Değerleri Değersizleştirme: Cumhuriyetin kurucu felsefesini, ilkelerini ve kazanımlarını toplum nezdinde zayıflatmaya veya değersizleştirmeye yönelik söylem ve eylemler.
İçten Yozlaşma Riski: Cumhuriyetin adının korunsa bile, içeriğinin boşaltılarak halk egemenliğinden uzaklaşan, hukukun üstünlüğünü yitiren bir yapıya dönüşme tehlikesi.
4. Gelişim ve Çağdaşlık
Cumhuriyet, bilim, akıl ve çağdaş yaşamı esas alır.
İlerleme: Türkiye Cumhuriyeti, aklı ve bilimi esas alarak, çağdaş medeniyetler seviyesine ulaşmayı hedeflemiştir.
Ulusal Kimlik ve Birlik: Cumhuriyet, tüm etnik kökenleri bir arada tutan, milli bilinci ve birliği pekiştiren bir çatı ve vatandaşlık anlayışı sunar.
Ulus devletin özgürlüklerin ve demokrasinin korunması konusunda bilincin artırılması için neler yapmalıyız?
.  Bu yaşamsal konuda atılacak adımlar, sadece devlet kurumlarının değil, aynı zamanda sivil toplum, eğitimciler, medya ve en önemlisi yurttaşların etken katılımını gerektirir.
.  Ulus-devletin değerlerini, özgürlükleri ve demokrasiyi koruma bilincini artırmak için atılabilecek adımları dört ana başlıkta toplayabiliriz:
.  Bu adımlar, ulus devletin kurucu değerlerinin birer kutsal metin olmaktan öte, yaşayan birer pratik olarak algılanmasını sağlayacaktır.
1. Eğitim ve Vatandaşlık Bilincini Güçlendirme
Eğitim, bu bilincin temelini oluşturan en uzun soluklu yatırımdır.
Zorunlu Demokrasi ve İnsan Hakları Eğitimi: İlk ve ortaöğretimde, kuru bir bilgi aktarımından ziyade, uygulamalı ve eleştirel düşünceyi teşvik eden Demokrasi ve İnsan Hakları derslerinin içeriğini güçlendirmek.
Hak ve Sorumluluk Dengesi: Bireylere sadece anayasal haklarının (düşünce, ifade, toplanma özgürlüğü vb.) neler olduğu değil, aynı zamanda bu hakları kullanırken topluma, devlete ve diğer bireylere karşı olan sorumluluklarının neler olduğu öğretilmelidir.
Eleştirel Düşünme Becerisi: Gençlere, bilgi kirliliğini ayırt etme, farklı görüşleri anlama ve sorgulama yeteneği kazandırılmalıdır.
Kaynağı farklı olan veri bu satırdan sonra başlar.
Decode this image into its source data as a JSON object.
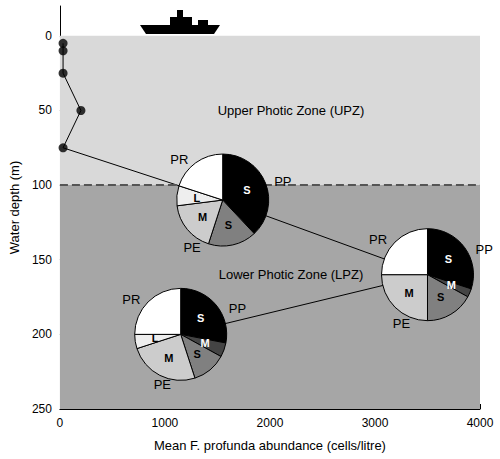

Bu, dogmatik yaklaşımların önüne geçilmesini sağlar.
Tarih Bilinci: Cumhuriyetin kuruluş felsefesini, hangi zorluklarla ve bedellerle kazanıldığını, bağımsızlığın ve ulus olmanın değerini somut örneklerle aktarmak.
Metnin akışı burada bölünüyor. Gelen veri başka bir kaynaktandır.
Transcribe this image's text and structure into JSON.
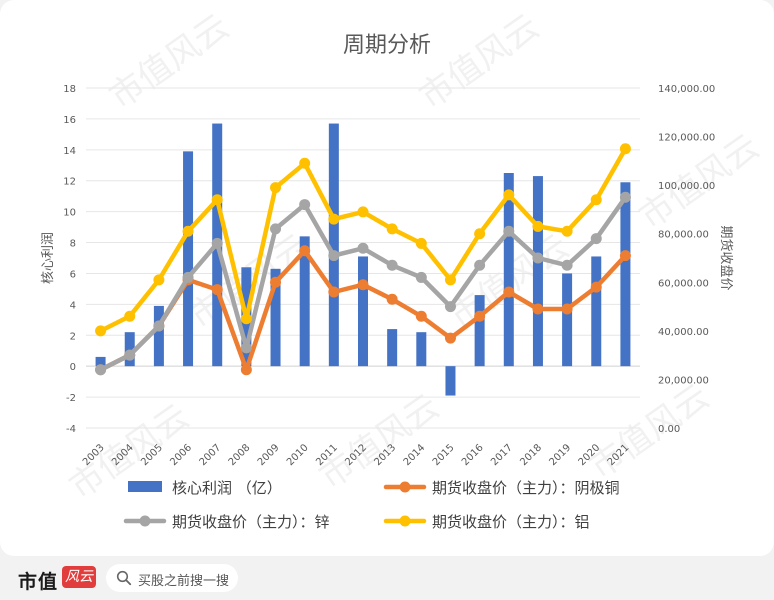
{
  "chart_data": {
    "type": "bar+line",
    "title": "周期分析",
    "categories": [
      "2003",
      "2004",
      "2005",
      "2006",
      "2007",
      "2008",
      "2009",
      "2010",
      "2011",
      "2012",
      "2013",
      "2014",
      "2015",
      "2016",
      "2017",
      "2018",
      "2019",
      "2020",
      "2021"
    ],
    "left_axis": {
      "label": "核心利润",
      "ylim": [
        -4,
        18
      ],
      "ticks": [
        "-4",
        "-2",
        "0",
        "2",
        "4",
        "6",
        "8",
        "10",
        "12",
        "14",
        "16",
        "18"
      ]
    },
    "right_axis": {
      "label": "期货收盘价",
      "ylim": [
        0,
        140000
      ],
      "ticks": [
        "0.00",
        "20,000.00",
        "40,000.00",
        "60,000.00",
        "80,000.00",
        "100,000.00",
        "120,000.00",
        "140,000.00"
      ]
    },
    "bar_series": {
      "name": "核心利润 （亿）",
      "color": "#4472c4",
      "values": [
        0.6,
        2.2,
        3.9,
        13.9,
        15.7,
        6.4,
        6.3,
        8.4,
        15.7,
        7.1,
        2.4,
        2.2,
        -1.9,
        4.6,
        12.5,
        12.3,
        6.0,
        7.1,
        11.9
      ]
    },
    "line_series": [
      {
        "name": "期货收盘价（主力）：阴极铜",
        "color": "#ed7d31",
        "values": [
          24000,
          30000,
          42000,
          61000,
          57000,
          24000,
          60000,
          73000,
          56000,
          59000,
          53000,
          46000,
          37000,
          46000,
          56000,
          49000,
          49000,
          58000,
          71000
        ]
      },
      {
        "name": "期货收盘价（主力）：锌",
        "color": "#a5a5a5",
        "values": [
          24000,
          30000,
          42000,
          62000,
          76000,
          33000,
          82000,
          92000,
          71000,
          74000,
          67000,
          62000,
          50000,
          67000,
          81000,
          70000,
          67000,
          78000,
          95000
        ]
      },
      {
        "name": "期货收盘价（主力）：铝",
        "color": "#ffc000",
        "values": [
          40000,
          46000,
          61000,
          81000,
          94000,
          45000,
          99000,
          109000,
          86000,
          89000,
          82000,
          76000,
          61000,
          80000,
          96000,
          83000,
          81000,
          94000,
          115000
        ]
      }
    ],
    "grid": true,
    "legend_position": "bottom"
  },
  "watermark": "市值风云",
  "footer": {
    "brand": "市值",
    "badge": "风云",
    "search_placeholder": "买股之前搜一搜"
  }
}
2. Medya ve İletişim Kanallarını Kullanma
Medya, toplumsal bilinci şekillendirmede büyük bir güce sahiptir.
-Sorumlu Gazetecilik: Medyanın, sadece siyasi iktidarı değil, aynı zamanda hukuk devletini, anayasal kurumları ve temel özgürlükleri savunma konusunda aktif bir rol üstlenmesi teşvik edilmelidir.
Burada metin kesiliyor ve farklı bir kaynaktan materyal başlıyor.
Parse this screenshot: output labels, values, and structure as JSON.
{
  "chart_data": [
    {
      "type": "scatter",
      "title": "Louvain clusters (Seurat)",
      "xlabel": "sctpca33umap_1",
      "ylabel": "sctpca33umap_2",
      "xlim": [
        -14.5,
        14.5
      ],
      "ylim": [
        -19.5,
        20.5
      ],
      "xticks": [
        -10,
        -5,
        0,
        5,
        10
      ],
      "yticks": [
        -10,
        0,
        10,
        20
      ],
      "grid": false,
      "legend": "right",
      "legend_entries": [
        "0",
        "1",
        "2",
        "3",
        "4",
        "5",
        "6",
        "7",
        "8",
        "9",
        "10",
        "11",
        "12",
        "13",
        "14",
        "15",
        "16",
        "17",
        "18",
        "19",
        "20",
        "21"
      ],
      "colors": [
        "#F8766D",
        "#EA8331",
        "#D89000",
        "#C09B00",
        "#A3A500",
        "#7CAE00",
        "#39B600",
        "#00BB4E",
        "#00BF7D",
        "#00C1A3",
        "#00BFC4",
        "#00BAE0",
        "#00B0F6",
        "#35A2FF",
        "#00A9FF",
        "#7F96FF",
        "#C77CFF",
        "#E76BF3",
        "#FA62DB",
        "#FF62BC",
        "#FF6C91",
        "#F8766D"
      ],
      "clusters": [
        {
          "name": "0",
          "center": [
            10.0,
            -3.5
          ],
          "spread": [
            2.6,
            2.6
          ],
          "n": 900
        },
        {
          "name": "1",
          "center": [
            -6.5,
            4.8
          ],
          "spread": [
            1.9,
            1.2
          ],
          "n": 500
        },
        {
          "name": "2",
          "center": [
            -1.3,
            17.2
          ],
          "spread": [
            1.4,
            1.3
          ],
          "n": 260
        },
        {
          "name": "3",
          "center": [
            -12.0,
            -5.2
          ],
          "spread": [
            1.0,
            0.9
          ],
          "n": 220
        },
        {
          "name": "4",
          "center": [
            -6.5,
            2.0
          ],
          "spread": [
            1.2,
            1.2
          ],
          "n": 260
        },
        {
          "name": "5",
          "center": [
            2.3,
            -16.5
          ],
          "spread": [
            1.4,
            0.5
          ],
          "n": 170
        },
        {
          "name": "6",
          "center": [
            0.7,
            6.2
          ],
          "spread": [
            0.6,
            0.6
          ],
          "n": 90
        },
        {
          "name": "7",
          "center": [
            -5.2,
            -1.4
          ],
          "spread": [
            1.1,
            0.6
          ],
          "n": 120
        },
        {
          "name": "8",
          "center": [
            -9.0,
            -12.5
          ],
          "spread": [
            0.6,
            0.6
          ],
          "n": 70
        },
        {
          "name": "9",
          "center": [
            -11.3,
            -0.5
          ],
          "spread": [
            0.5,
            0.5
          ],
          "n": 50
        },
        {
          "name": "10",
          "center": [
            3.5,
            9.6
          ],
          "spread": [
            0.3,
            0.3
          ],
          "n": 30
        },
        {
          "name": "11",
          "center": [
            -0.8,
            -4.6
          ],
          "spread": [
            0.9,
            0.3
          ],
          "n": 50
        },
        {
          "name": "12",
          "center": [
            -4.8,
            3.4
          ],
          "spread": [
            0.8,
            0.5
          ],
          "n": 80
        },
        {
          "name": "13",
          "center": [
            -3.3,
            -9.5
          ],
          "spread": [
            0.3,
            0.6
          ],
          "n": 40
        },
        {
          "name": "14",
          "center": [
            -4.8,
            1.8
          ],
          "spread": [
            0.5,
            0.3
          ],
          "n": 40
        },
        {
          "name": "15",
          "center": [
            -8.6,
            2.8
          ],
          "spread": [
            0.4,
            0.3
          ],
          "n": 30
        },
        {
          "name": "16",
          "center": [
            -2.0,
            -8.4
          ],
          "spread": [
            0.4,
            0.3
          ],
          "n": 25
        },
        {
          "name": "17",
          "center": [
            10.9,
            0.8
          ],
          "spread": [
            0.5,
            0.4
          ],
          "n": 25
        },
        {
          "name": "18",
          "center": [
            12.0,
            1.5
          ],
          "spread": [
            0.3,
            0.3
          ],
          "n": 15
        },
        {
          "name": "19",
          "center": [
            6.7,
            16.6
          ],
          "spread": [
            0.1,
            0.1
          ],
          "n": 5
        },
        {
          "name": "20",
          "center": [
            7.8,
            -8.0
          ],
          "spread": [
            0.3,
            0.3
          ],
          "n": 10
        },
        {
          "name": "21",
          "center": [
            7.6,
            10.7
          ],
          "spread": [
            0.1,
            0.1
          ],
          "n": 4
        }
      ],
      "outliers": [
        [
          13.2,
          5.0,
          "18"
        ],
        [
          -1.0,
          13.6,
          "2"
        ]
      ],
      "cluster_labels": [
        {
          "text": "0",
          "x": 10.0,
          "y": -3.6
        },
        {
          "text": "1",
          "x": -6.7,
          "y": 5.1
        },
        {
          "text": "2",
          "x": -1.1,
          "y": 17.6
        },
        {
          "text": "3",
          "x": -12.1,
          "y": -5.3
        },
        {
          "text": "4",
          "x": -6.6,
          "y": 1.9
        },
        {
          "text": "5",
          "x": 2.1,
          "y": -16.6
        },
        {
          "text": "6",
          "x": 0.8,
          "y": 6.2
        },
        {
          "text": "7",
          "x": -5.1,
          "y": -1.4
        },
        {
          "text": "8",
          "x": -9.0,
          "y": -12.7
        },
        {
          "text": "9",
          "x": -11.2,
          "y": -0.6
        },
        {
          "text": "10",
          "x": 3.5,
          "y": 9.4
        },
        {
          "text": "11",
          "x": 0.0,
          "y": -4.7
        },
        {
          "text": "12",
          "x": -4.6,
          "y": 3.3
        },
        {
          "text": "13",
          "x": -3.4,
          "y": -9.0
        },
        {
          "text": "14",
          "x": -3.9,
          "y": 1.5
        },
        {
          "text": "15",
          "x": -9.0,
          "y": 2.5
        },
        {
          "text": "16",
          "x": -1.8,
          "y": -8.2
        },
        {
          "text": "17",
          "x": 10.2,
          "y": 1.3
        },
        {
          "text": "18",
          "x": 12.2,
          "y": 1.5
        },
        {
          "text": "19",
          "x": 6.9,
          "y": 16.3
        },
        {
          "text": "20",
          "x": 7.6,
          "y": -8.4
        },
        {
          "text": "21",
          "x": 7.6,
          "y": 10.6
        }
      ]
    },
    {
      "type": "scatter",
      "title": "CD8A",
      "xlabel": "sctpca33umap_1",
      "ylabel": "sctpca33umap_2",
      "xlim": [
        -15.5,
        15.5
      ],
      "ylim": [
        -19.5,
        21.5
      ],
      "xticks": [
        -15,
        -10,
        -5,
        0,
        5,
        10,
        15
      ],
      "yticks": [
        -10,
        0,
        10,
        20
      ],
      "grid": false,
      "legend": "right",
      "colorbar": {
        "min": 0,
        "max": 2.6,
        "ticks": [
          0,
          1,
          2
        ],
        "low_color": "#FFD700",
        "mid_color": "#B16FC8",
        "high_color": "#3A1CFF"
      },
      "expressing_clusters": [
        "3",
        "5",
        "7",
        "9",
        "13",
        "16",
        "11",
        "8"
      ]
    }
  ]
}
-Eğitim Odaklı Kampanyalar: Bağımsızlık, hukukun üstünlüğü ve temel özgürlükler gibi konularda, toplumun her kesimine ulaşacak, anlaşılır ve kapsayıcı kamu spotları ve bilgilendirme kampanyaları düzenlenmelidir.
-Çoğulculuğa Vurgu: Medyanın, farklı seslere ve görüşlere eşit alan tanıması, çoğulculuğun demokrasinin bir zenginliği olduğu bilincini pekiştirir.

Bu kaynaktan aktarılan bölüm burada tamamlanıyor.